Past Exhibitions

Alternate Topographies / Elizabeth Duffy, Carl Hasse & Duncan Johnson

   

Elizabeth Duffy (L), Carl Hasse (M), Duncan Johnson (R)

Elizabeth Duffy scavenges materials from her daily life to create sculptures, drawings and large scale installations. Duffy’s materials range from envelopes to lint from her dryer, to reinforcement labels. “A sense of restlessness and a manic work ethic drives her search to find the revelatory in the ordinary. The materials come to me via epiphany and are chosen for their metaphorical resonance.” Duffy prefers to work with materials that encourage her audience to consider what is valued and what is overlooked. She piles, layers, binds, weaves and stacks her materials. Their scale and the surprise of what they have become constitute a moment of revelation. Of extreme importance in her work is her methodology; Duffy’s method is “accretive to the point of obsession, accumulation and repetition a vital part of the process.” 

Duffy has been a part of recent solo exhibitions in New York including Elevator at the Muriel Guépin Gallery in Brooklyn, and her works were shown locally this year at Extreme Scale at the Providence Art Club.

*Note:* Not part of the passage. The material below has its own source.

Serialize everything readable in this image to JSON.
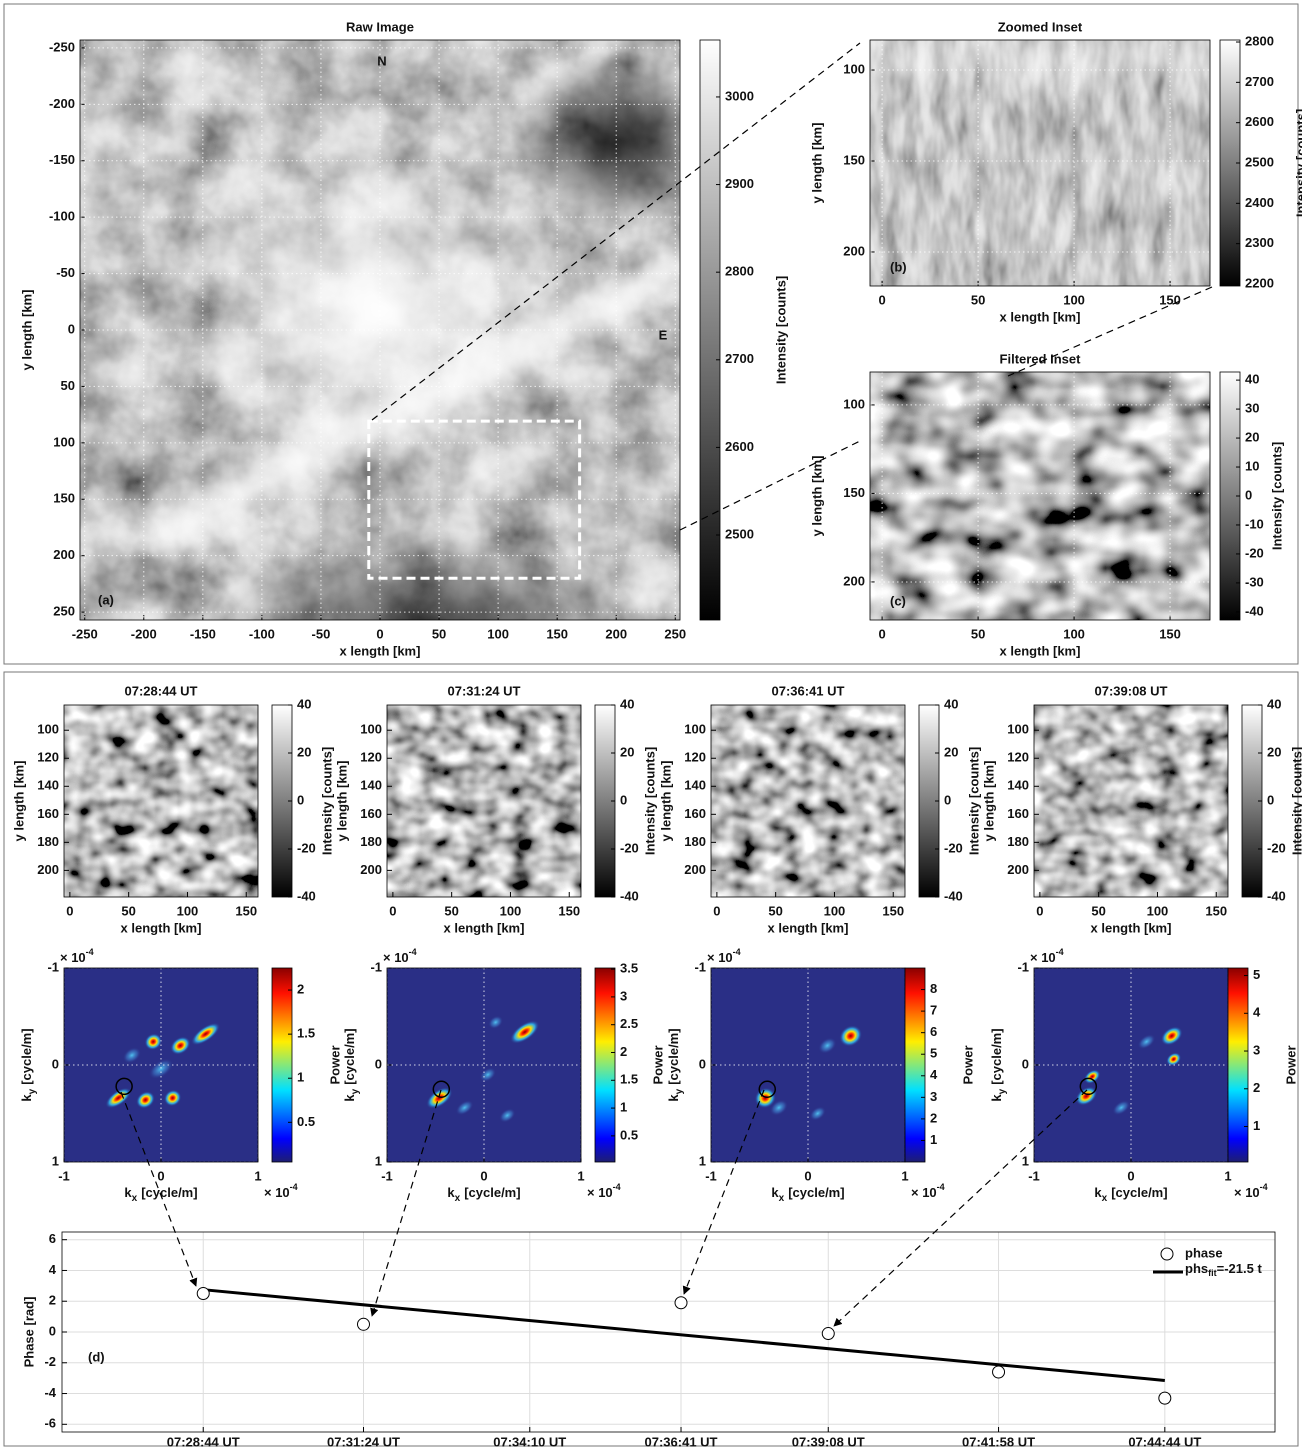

She is the 2010 recipient of the Rhode Island State Council on the Arts Merit Fellowship : Three Dimensional Art. Duffy received her MFA from Brooklyn College. She currently resides in Providence, RI.

In Duncan Johnson’s work, fragments of wood and nails are composed into intricate, layered works that reference city plans, colonial clapboarded houses and barns, and an infinite landscape. Working with myriad pieces of small wood, he attaches hundreds of small nails to create the final structure. The nails serve more than structural appendages; they draw texture on the surface. The wooden surfaces are either untreated or rubbed with stains and pigments in earth-colored subdued hues.

Johnson was awarded a Pollack Krasner Foundation Artist Grant in 2010, an Academy of Arts and Letters award in 2009 and an Individual Artist Grant from the Vermont Arts Council in 2009. He was also awarded the New York Foundation for the Arts Sculpture Fellowship in 2001. Johnson has shown in solo exhibitions across the United States from Atlanta to San Francisco, to New York. Johnson receives his BFA from the Pratt Institute in Brooklyn, NY, where he currently lives and works.

Carl Hasse uses recycled material to make his art. In this particular series, Hasse uses found beverage boxes as the substrate. Rather than adding pigment to the cardboard beverage boxes, Hasse modifies the machine printed cardboard therefore subverting the intended use of the box. “Since the material cost is low, very many image segments can be made and from that population a collage is composed. Complete with exposed edges that make no excuses for being corrugated cardboard.”